The majority of orthopaedic infections are caused by Staphylococcus aureus, with an increasing incidence of methicillin-resistant Staphylococcus aureus (MRSA) infections. Vancomycin is effective against these bacteria and may become an important drug in some orthopaedic settings.
The evaluation of vancomycin bone and intervertebral disc pharmacokinetics is, however, a challenging task. At present, bone and intervertebral disc pharmacokinetics of vancomycin have mainly been investigated using bone and disc tissue samples and discectomy. These methods suffer from methodological limitations, which makes it hard to assess the pharmacokinetic profile of the investigated drugs. The pharmacokinetic tool, microdialysis, has shown promising evolvement for sampling of various antimicrobials in bone and the intervertebral disc. The advantages of serially sampling the extracellular and unbound fraction of drug make the method attractive compared to the existing methods.
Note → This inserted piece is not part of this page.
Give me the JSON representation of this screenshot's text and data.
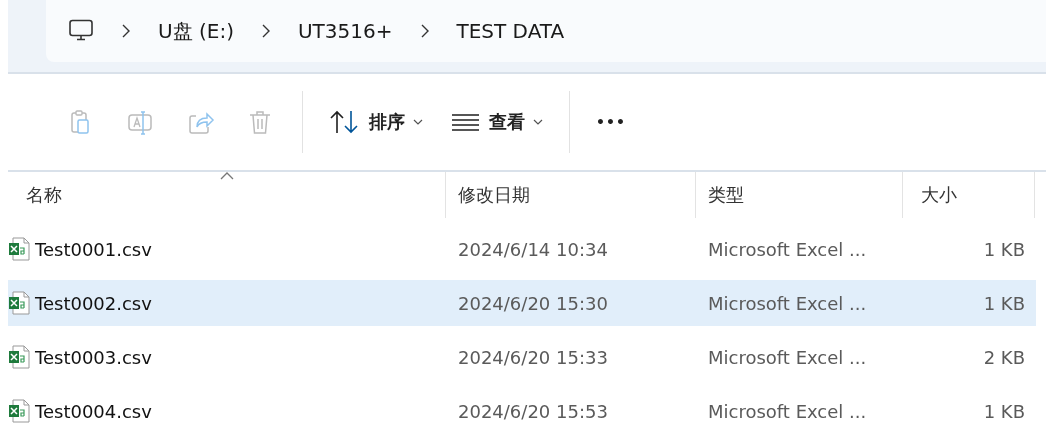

The objective of this PhD project was to apply microdialysis for sampling of vancomycin in different orthopaedically relevant settings. The project consisted of three studies, one of which was a clinical study and two of which were experimental studies: two mimicking perioperative settings and one evaluating the infectious situation. Vancomycin was administered and sampled in the same way in all three studies: a single dose of 1,000 mg being given intravenously over 100 min, and concentrations were sampled over 8 hours. The quantification of drug was performed with ultra-high performance liquid chromatography with ultraviolet detection. Data were analysed by non-compartmental analysis.
In the clinical study, Study I, the penetration of vancomycin to bone and subcutaneous adipose tissue was found to be incomplete and delayed in male patients undergoing total knee replacement surgery. To evaluate the effect of infection on vancomycin bone penetration, Study II found that the Staphylococcus aureus implant-associated osteomyelitis reduced vancomycin bone penetration, especially to the implant cavity. In Study III, the vancomycin penetration to the vertebral cancellous bone and the intervertebral disc were also found to be incomplete and delayed.
In conclusion, microdialysis was successfully applied for the assessment of vancomycin concentrations in healthy and infected bone and in the intervertebral disc. In all three studies, clinical as well as experimental, an incomplete and delayed penetration of vancomycin to bone and the intervertebral disc was found. The lowest penetration ratios were found in cortical bone, the implant cavity, and the intervertebral disc. Overall, these results suggest that a single dose of 1,000 mg of vancomycin may not penetrate adequately to healthy bone, infected bone or the intervertebral disc.